门外的惨状,让所有人倒吸了一口凉气。
只见周子轩倒在碎石车道上,原本笔挺的白西装此刻沾满了灰土和血迹。
一堆沉重的红砖和几根粗壮的毛竹脚手架,正死死地压在他的右腿上。
他疼得冷汗直冒,五官扭曲,在地上痛苦地哀嚎。
“哎哟喂!周少爷!”
管家王叔带着几个男仆慌忙冲上去,七手八脚地搬开红砖,把周子轩从废墟里刨了出来。
众人抬头一看,这才弄明白是怎么回事。
原来沈家洋楼右侧的二楼阳台,这两天正好在翻修。
刚才客厅里吵吵闹闹,沈清柔弹钢琴的声音又大,几个泥瓦匠师傅趴在脚手架上,探头探脑地想看这豪门大戏。

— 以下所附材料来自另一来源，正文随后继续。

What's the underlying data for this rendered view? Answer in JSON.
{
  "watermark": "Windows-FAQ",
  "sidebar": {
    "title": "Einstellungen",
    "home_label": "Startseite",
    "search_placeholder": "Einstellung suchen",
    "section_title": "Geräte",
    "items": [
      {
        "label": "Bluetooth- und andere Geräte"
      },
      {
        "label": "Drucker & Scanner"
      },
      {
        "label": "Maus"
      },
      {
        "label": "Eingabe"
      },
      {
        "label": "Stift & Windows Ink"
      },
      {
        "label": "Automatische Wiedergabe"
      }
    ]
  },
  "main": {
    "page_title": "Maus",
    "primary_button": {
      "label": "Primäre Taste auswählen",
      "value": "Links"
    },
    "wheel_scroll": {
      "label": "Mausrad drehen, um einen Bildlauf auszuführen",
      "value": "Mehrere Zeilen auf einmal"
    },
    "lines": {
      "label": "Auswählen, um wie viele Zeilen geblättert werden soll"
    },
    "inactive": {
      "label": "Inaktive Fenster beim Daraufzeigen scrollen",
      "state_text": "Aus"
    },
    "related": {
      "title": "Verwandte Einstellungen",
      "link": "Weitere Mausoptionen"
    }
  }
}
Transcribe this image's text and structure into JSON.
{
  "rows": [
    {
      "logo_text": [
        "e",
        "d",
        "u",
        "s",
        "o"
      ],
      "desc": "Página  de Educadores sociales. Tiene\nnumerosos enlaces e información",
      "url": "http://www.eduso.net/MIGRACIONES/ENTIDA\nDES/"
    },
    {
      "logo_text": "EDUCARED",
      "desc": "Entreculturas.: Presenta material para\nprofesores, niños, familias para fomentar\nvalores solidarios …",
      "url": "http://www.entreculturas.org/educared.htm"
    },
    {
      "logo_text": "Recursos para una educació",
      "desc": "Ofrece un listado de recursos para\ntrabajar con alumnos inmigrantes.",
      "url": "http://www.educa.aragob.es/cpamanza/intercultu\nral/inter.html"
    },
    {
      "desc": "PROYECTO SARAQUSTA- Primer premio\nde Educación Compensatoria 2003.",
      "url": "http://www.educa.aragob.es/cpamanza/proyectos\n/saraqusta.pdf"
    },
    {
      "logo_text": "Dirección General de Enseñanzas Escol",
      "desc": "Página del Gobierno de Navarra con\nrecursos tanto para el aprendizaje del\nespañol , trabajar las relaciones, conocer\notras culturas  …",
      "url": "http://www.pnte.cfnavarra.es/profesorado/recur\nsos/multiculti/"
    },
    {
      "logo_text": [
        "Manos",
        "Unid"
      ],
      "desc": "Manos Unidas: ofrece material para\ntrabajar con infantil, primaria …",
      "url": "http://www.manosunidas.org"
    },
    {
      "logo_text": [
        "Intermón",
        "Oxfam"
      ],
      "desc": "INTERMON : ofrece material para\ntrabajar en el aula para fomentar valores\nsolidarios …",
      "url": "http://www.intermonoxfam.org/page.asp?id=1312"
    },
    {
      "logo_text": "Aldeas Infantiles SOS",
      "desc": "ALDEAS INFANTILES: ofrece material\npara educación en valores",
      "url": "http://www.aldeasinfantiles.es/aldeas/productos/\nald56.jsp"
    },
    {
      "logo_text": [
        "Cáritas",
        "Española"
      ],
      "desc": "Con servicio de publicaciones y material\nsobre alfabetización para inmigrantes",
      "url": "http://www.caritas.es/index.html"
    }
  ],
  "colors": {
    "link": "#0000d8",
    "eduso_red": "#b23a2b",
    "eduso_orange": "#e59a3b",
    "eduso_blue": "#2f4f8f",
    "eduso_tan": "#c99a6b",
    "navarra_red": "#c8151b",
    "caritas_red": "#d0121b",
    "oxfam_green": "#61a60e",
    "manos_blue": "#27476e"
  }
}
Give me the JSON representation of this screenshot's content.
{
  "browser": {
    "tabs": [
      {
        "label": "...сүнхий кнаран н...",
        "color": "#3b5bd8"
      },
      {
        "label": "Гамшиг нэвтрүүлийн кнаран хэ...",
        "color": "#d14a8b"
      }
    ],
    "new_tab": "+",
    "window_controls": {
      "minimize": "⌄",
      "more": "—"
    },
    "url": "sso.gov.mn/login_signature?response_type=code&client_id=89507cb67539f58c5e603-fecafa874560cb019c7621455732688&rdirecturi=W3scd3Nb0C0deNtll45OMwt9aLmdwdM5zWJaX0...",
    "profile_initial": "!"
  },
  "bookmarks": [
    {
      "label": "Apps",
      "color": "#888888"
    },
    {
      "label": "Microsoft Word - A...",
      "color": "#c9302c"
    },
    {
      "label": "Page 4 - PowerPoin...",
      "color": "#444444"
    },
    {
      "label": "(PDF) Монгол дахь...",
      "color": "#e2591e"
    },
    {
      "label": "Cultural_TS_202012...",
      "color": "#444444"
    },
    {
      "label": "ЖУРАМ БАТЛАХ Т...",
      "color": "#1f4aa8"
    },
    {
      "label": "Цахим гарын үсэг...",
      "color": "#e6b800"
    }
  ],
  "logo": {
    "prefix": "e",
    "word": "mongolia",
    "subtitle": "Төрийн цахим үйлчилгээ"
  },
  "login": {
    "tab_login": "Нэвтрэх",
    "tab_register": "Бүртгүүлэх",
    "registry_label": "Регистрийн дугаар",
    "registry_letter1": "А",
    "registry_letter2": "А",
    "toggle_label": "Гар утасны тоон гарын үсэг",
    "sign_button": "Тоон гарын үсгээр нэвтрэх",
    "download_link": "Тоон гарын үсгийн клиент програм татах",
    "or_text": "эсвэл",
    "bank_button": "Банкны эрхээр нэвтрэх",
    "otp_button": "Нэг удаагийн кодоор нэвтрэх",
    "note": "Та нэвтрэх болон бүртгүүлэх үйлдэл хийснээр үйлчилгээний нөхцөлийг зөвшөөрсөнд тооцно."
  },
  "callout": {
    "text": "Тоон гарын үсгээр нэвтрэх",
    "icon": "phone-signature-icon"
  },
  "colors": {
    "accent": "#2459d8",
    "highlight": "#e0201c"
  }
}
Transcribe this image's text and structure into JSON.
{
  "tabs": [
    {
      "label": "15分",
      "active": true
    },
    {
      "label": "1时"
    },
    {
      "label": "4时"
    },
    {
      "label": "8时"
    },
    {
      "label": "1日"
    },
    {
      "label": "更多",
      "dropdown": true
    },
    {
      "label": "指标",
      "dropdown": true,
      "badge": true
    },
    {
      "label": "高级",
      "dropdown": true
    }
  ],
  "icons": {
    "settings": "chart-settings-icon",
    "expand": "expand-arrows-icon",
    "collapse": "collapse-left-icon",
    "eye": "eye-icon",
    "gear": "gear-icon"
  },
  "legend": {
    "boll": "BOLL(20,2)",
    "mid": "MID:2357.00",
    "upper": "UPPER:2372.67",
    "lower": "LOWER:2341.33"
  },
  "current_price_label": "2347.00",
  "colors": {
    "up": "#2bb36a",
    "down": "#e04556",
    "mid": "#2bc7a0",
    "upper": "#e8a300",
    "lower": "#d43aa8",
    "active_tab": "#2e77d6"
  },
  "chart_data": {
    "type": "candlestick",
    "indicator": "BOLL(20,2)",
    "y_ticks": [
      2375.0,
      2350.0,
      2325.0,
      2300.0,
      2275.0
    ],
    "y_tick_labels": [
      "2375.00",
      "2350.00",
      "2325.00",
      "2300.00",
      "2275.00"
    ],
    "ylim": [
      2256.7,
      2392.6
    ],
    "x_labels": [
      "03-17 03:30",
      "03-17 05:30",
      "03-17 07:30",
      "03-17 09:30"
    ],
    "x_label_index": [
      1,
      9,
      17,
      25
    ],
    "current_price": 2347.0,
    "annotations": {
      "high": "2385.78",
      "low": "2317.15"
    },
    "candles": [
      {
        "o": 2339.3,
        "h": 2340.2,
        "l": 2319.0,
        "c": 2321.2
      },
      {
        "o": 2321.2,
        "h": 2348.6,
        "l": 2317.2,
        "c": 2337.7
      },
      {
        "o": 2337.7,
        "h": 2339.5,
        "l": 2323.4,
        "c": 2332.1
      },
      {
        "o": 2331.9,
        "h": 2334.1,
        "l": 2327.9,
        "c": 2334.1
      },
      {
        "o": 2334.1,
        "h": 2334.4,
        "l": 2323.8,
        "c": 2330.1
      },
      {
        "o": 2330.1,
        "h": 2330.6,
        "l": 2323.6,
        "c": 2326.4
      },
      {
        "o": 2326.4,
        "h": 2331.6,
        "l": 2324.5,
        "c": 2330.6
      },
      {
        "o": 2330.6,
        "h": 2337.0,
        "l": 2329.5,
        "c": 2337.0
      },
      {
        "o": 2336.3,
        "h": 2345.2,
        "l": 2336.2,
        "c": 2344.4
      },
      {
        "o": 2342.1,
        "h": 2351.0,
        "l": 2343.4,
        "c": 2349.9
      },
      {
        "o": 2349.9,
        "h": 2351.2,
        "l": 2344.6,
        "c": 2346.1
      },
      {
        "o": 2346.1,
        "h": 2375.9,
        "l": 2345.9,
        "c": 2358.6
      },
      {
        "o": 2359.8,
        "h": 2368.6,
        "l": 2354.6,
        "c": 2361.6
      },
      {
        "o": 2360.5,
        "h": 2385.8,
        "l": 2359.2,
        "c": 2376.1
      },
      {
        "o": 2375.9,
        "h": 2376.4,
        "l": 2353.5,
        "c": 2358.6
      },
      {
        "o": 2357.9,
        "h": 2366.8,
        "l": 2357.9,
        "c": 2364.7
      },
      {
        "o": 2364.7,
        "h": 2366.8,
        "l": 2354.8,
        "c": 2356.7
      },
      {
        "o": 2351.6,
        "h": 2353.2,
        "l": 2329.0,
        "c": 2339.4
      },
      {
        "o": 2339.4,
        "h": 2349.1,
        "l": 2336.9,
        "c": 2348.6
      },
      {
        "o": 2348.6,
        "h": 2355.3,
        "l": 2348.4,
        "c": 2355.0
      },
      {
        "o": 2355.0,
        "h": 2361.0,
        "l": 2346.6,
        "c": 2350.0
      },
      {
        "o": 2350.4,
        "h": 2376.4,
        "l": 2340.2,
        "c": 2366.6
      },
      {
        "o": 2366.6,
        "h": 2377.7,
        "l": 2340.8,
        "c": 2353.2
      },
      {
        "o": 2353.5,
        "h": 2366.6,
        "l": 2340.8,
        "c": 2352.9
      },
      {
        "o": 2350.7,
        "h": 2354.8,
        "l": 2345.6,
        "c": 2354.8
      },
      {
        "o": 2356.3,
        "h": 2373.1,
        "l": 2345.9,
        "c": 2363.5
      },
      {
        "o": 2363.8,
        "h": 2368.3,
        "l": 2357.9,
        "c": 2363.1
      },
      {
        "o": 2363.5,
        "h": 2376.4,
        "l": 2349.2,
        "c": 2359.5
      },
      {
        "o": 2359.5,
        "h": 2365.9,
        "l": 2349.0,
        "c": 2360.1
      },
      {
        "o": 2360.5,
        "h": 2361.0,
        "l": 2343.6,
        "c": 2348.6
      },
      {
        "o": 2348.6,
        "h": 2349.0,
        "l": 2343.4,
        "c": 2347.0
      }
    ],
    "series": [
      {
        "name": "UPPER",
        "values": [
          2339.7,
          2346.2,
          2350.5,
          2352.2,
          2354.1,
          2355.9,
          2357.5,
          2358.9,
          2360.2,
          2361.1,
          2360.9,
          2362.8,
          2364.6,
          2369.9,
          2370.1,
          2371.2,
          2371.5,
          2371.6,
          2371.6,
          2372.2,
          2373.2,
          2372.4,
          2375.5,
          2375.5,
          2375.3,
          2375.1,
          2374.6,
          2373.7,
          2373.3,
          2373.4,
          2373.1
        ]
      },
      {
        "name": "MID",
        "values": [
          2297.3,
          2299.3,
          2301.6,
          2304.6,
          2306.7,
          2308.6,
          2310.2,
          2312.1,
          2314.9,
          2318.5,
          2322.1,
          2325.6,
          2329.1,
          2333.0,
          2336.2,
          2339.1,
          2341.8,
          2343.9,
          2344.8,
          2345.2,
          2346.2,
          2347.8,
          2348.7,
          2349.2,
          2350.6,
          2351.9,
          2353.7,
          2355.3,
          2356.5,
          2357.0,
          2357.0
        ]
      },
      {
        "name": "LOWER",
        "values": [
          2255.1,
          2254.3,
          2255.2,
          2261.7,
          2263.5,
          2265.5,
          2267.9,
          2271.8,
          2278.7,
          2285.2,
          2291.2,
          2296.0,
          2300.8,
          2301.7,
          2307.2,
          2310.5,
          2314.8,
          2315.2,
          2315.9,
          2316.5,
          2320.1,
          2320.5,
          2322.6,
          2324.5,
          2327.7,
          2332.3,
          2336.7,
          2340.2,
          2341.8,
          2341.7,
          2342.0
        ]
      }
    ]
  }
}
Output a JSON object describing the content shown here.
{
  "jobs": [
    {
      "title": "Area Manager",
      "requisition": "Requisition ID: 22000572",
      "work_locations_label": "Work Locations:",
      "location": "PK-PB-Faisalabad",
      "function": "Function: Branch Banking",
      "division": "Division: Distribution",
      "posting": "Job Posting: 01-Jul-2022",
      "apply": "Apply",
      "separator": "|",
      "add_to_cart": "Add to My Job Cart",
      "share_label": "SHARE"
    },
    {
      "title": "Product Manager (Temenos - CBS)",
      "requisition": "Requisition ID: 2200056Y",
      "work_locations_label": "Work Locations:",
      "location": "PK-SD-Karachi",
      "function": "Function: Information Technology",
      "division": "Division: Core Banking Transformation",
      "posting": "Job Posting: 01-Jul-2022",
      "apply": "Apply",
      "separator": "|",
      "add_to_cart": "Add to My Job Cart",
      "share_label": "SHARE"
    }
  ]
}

周子轩怒气冲冲地跑出来,为了发泄,一脚狠狠踹在了底下的承重竹竿上。
上面的师傅本来就看得走神,脚下一滑,手里推着的砖车一翻,一整车红砖连带着半面架子,精准制导般全砸在了周子轩的腿上。
完全符合逻辑的科学意外。
但在众人眼里,这哪是意外?这分明是活生生的“血光之灾”!
“医生!快叫陈医生来!”林婉琴急得声音都变了调。
周家在沪上可是船运大亨,周子轩要是在沈家被砸成了残废,沈家根本赔不起!
一片兵荒马乱中,沈清宁慢悠悠地从大门里溜达了出来。
她手里还端着刚才那个水晶果盘,一边往嘴里塞着剥好的核桃肉,一边靠在汉白玉门柱上,居高临下地欣赏着这场闹剧。
“啧。”
沈清宁摇了摇头,点评了一句,
“这红砖烧得挺结实,就是腿骨太脆了。我刚才说什么来着?让他坐下别动,非不听。”
听到这个幽幽的声音,刚被抬上担架的周子轩猛地睁开眼。
他死死盯着沈清宁,眼神里满是恐惧和怨毒,哆嗦着嘴唇嘶吼:
“是你……是你这个村姑咒我!你这个妖女……你是个扫把星!”
他这一嗓子,把周围的贵妇们全喊回了神。